All the while, the music played in the background, and series of images appeared in themes. My husband in different variations—even as Superman; ugly faces—including Donald Trump’s; images of Joe Biden and Donald Trump; Roadways and bridges in cartoon-style; Pornographic pictures; Balloons; Sharks… And many more.
I started to feel desperately queasy and realized I had to purge. Not to vomit out the bad plant medicine, but as a tool to get rid of the blockages that kept me from completely opening my spiritual channel (this was my intention with the Ayahuasca ceremony).
When one of the assistants sang, “Abre tu corazon” (open your heart), I knew I had to throw up.

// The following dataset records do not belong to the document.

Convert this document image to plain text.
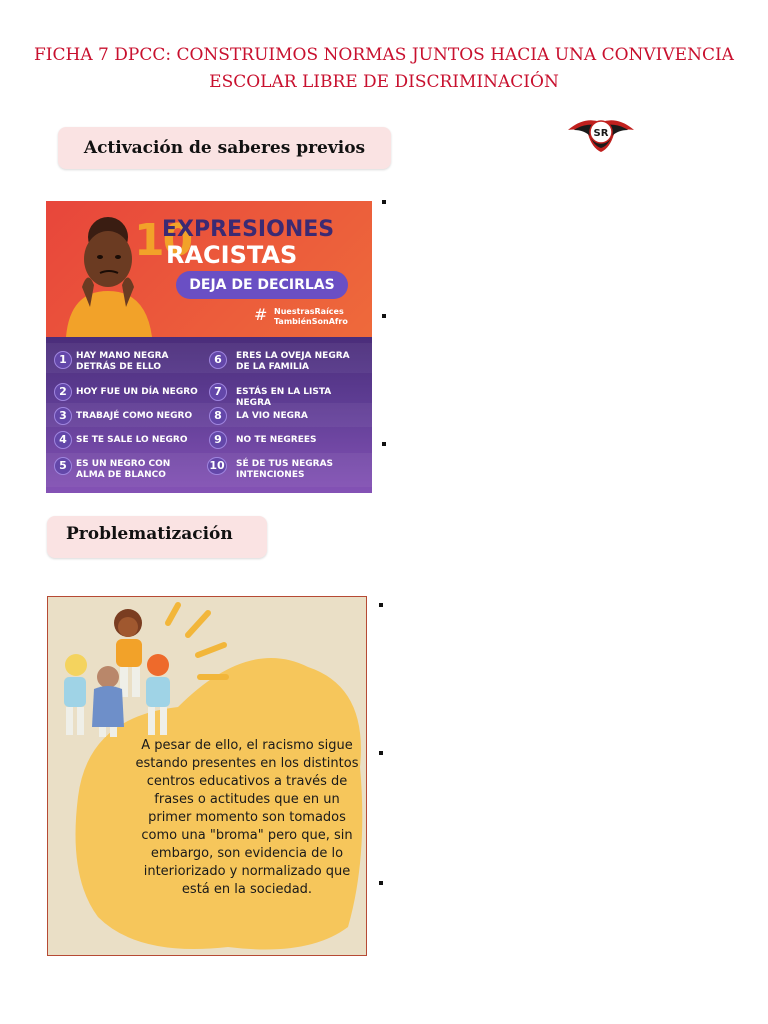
FICHA 7 DPCC: CONSTRUIMOS NORMAS JUNTOS HACIA UNA CONVIVENCIA
ESCOLAR LIBRE DE DISCRIMINACIÓN
Activación de saberes previos
SR
10
EXPRESIONES
RACISTAS
DEJA DE DECIRLAS
# NuestrasRaíces
TambiénSonAfro
1	HAY MANO NEGRA DETRÁS DE ELLO
2	HOY FUE UN DÍA NEGRO
3	TRABAJÉ COMO NEGRO
4	SE TE SALE LO NEGRO
5	ES UN NEGRO CON ALMA DE BLANCO
6	ERES LA OVEJA NEGRA DE LA FAMILIA
7	ESTÁS EN LA LISTA NEGRA
8	LA VIO NEGRA
9	NO TE NEGREES
10 SÉ DE TUS NEGRAS INTENCIONES
Problematización
A pesar de ello, el racismo sigue estando presentes en los distintos centros educativos a través de frases o actitudes que en un primer momento son tomados como una "broma" pero que, sin embargo, son evidencia de lo interiorizado y normalizado que está en la sociedad.
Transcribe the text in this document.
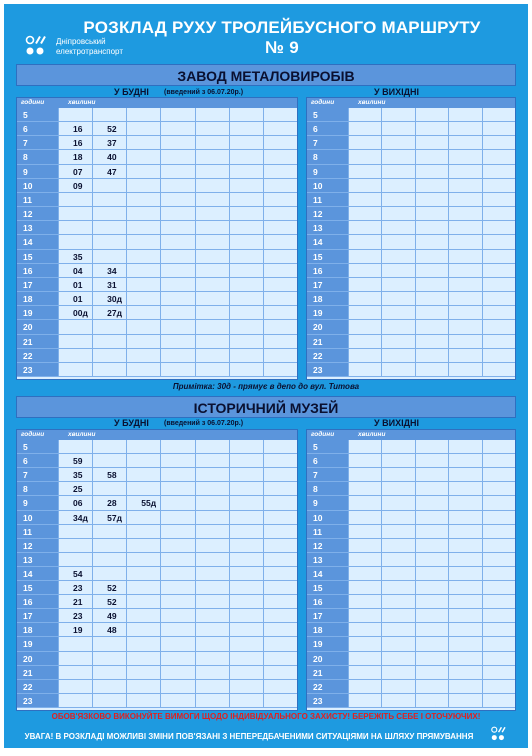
РОЗКЛАД РУХУ ТРОЛЕЙБУСНОГО МАРШРУТУ № 9
Дніпровський
електротранспорт
ЗАВОД МЕТАЛОВИРОБІВ
У БУДНІ (введений з 06.07.20р.)	У ВИХІДНІ
години	хвилини
5
6	16	52
7	16	37
8	18	40
9	07	47
10	09
11
12
13
14
15	35
16	04	34
17	01	31
18	01	30д
19	00д	27д
20
21
22
23
години	хвилини
5
6
7
8
9
10
11
12
13
14
15
16
17
18
19
20
21
22
23
Примітка: 30д - прямує в депо до вул. Титова
ІСТОРИЧНИЙ МУЗЕЙ
У БУДНІ (введений з 06.07.20р.)	У ВИХІДНІ
години	хвилини
5
6	59
7	35	58
8	25
9	06	28	55д
10	34д	57д
11
12
13
14	54
15	23	52
16	21	52
17	23	49
18	19	48
19
20
21
22
23
години	хвилини
5
6
7
8
9
10
11
12
13
14
15
16
17
18
19
20
21
22
23
ОБОВ'ЯЗКОВО ВИКОНУЙТЕ ВИМОГИ ЩОДО ІНДИВІДУАЛЬНОГО ЗАХИСТУ! БЕРЕЖІТЬ СЕБЕ І ОТОЧУЮЧИХ!
УВАГА! В РОЗКЛАДІ МОЖЛИВІ ЗМІНИ ПОВ'ЯЗАНІ З НЕПЕРЕДБАЧЕНИМИ СИТУАЦІЯМИ НА ШЛЯХУ ПРЯМУВАННЯ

I stood on all fours leaning over my bucket. It came out like a waterfall. I filled half a bucket in one go. Afterward, I still felt sick, so I sat for a while. But as soon as lay down, I desperately had to go to the bathroom. Whatever was in me had to come out.
Oh, But the Stars!
Like a drunk person, I staggered to the bathroom and let it all out. I was weak. Tired. Hungry. On my way back to the ceremony hall, I was so dizzy and had to lie down on a bench outside. Even though it was extremely cold, I felt warm enough. I lay there for a while, eyes closed, until the nausea dissipated. When I opened my eyes, the sky above was immensely clear and the stars vibrant. Each star had a striped, circular pattern around it, similar to an i-Ching pattern
After purging, the visions became clearer, and I could finally let go of wanting more. The plant medicine had shown me my flaws, and that’s what Ayahuasca is supposed to do: show you the good and bad in yourself.
We had started close to midnight, and by now I hadn’t eaten for almost 36 hours, so all I could think of was food. I was happy when the night came to an end, and I could indulge in the fantastic spread they had served up in the kitchen.